We use cookies. Read the Privacy and Cookie Policy

С конца 1940-х утвердилось общее мнение, что Луговской потерял форму навсегда — стихи его из циклов «Граница» (1949–1954) и «Украина» (1953–1954) действительно никуда не годны — хуже стихов, чем эти, он никогда не писал.

Ни одна поэма из «Середины века» так и не была опубликована, да Луговской и не торопился.

Потом вдруг, под самый занавес, в середине 1950-х, вышли две очень хорошие маленькие книжечки лирики — «Солнцеворот» и «Синяя весна», о нём снова заговорили: вот ведь, поёт ещё, складывает, не совсем рассыпался.

Летом 1956-го Луговской заглянул в гости к литературоведу Левину — посидел, поговорил. Едва ушёл, Левина спросили: «Кто этот почтенный старец?» Луговскому было всего пятьдесят пять. Медленно ходил, тяжело опираясь на палку. Останавливался и дышал.

Весь его вид из года в год доказывал одно: в 1941 году он действительно ужасно заболел после бомбёжки и так и не оправился, выживая не на собственных силах, а на другом топливе. У Луговского было дело: досочинить «Середину века».

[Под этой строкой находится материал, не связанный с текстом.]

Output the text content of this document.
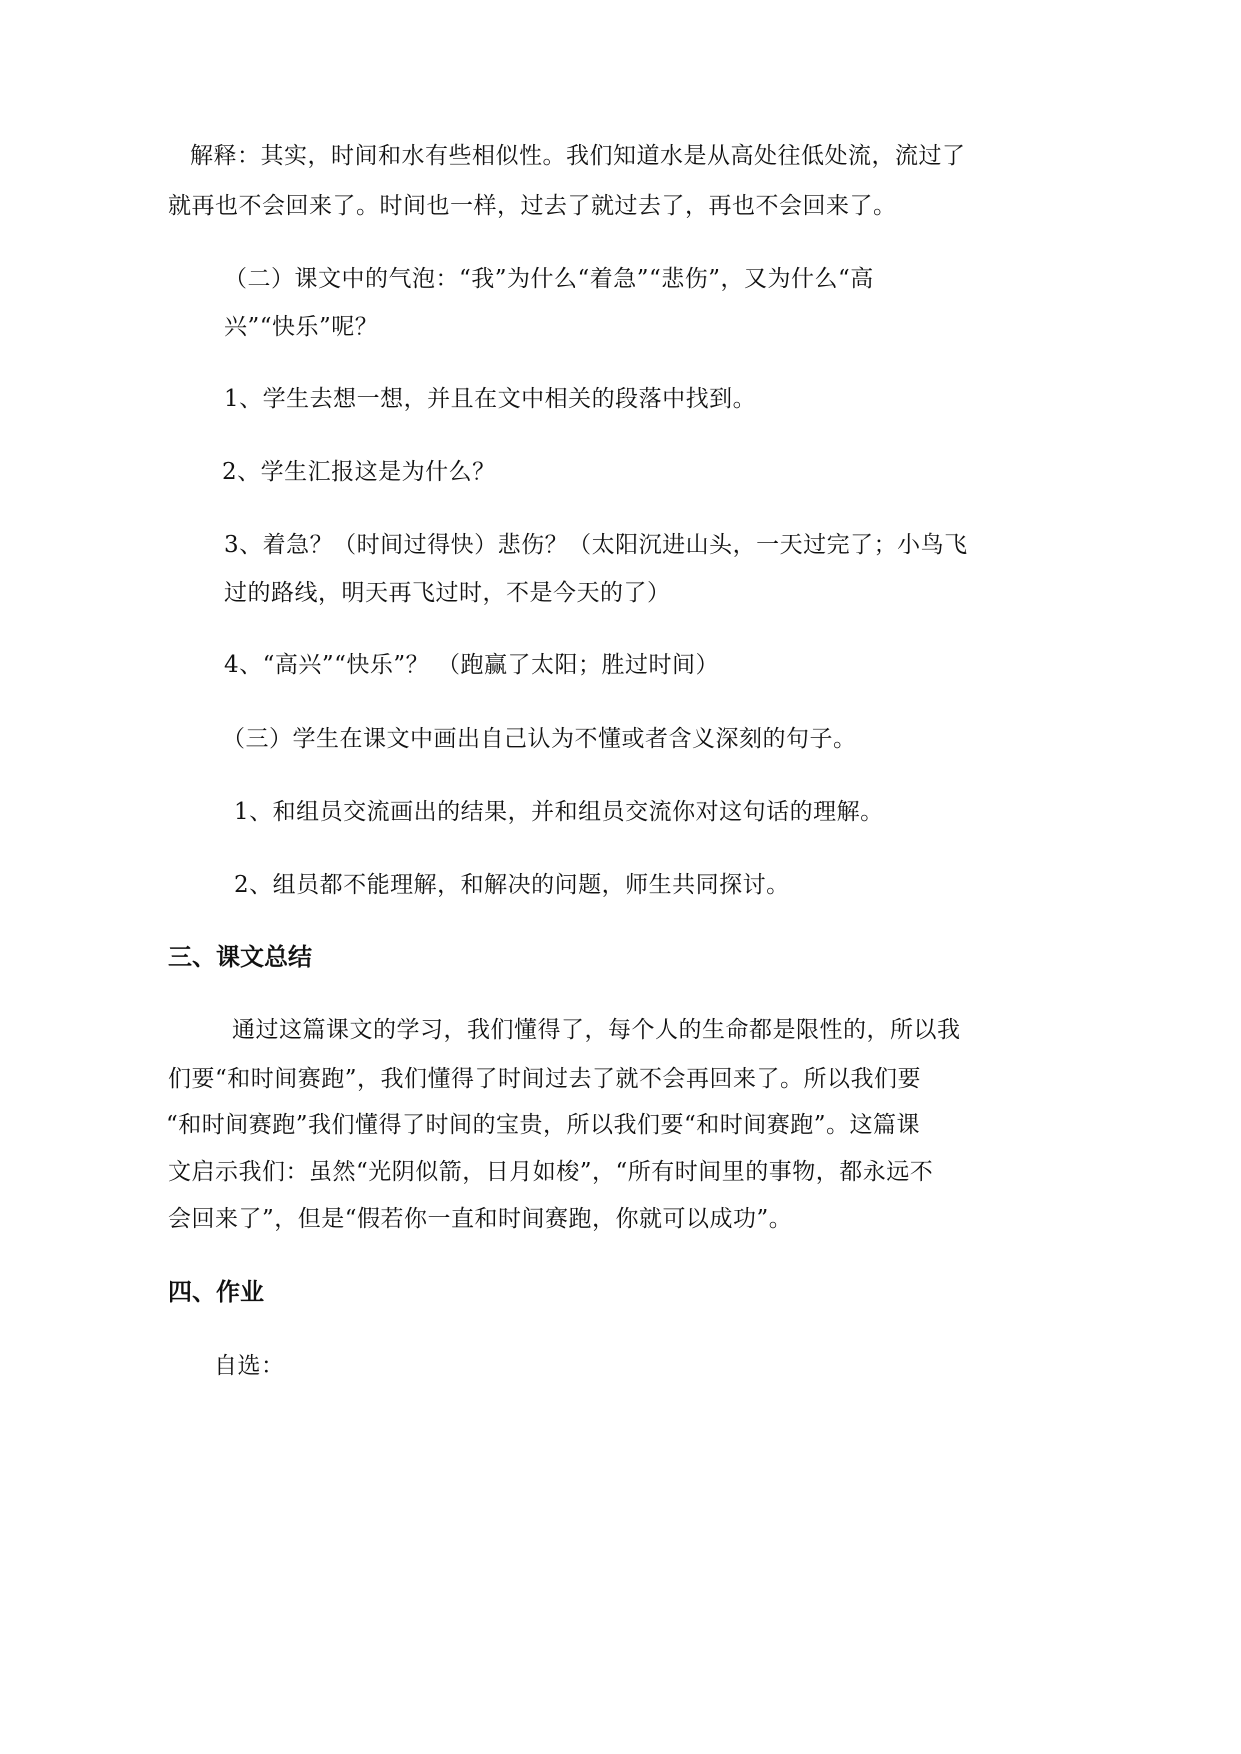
解释：其实，时间和水有些相似性。我们知道水是从高处往低处流，流过了
就再也不会回来了。时间也一样，过去了就过去了，再也不会回来了。
（二）课文中的气泡：“我”为什么“着急”“悲伤”，又为什么“高
兴”“快乐”呢？
1、学生去想一想，并且在文中相关的段落中找到。
2、学生汇报这是为什么？
3、着急？（时间过得快）悲伤？（太阳沉进山头，一天过完了；小鸟飞
过的路线，明天再飞过时，不是今天的了）
4、“高兴”“快乐”？ （跑赢了太阳；胜过时间）
（三）学生在课文中画出自己认为不懂或者含义深刻的句子。
1、和组员交流画出的结果，并和组员交流你对这句话的理解。
2、组员都不能理解，和解决的问题，师生共同探讨。
三、课文总结
通过这篇课文的学习，我们懂得了，每个人的生命都是限性的，所以我
们要“和时间赛跑”，我们懂得了时间过去了就不会再回来了。所以我们要
“和时间赛跑”我们懂得了时间的宝贵，所以我们要“和时间赛跑”。这篇课
文启示我们：虽然“光阴似箭，日月如梭”，“所有时间里的事物，都永远不
会回来了”，但是“假若你一直和时间赛跑，你就可以成功”。
四、作业
自选：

11 августа 1956 года он писал из Переделкина своей Майе: «Я должен кончить книгу. Это цель жизни. Теперь я знаю всё в искусстве. Я понял. Душа свободна».

Оставалось не дать заснуть и забыть пережитое тому человеку, что танцевал курсантскую венгерку в 1919 году, писал письма любимым женщинам, закапывал убитого пограничника в песок пустыни, видел последних ханов Средней Азии, был свидетелем и провидцем того, как начинался фашизм в Европе, пережил 1937-й, пережил любовь и отторжение товарищей, слышал ропот, гул, подземные толчки времени, был обварен этим временем, потерял кожу — и шёл теперь по своим следам к самому началу.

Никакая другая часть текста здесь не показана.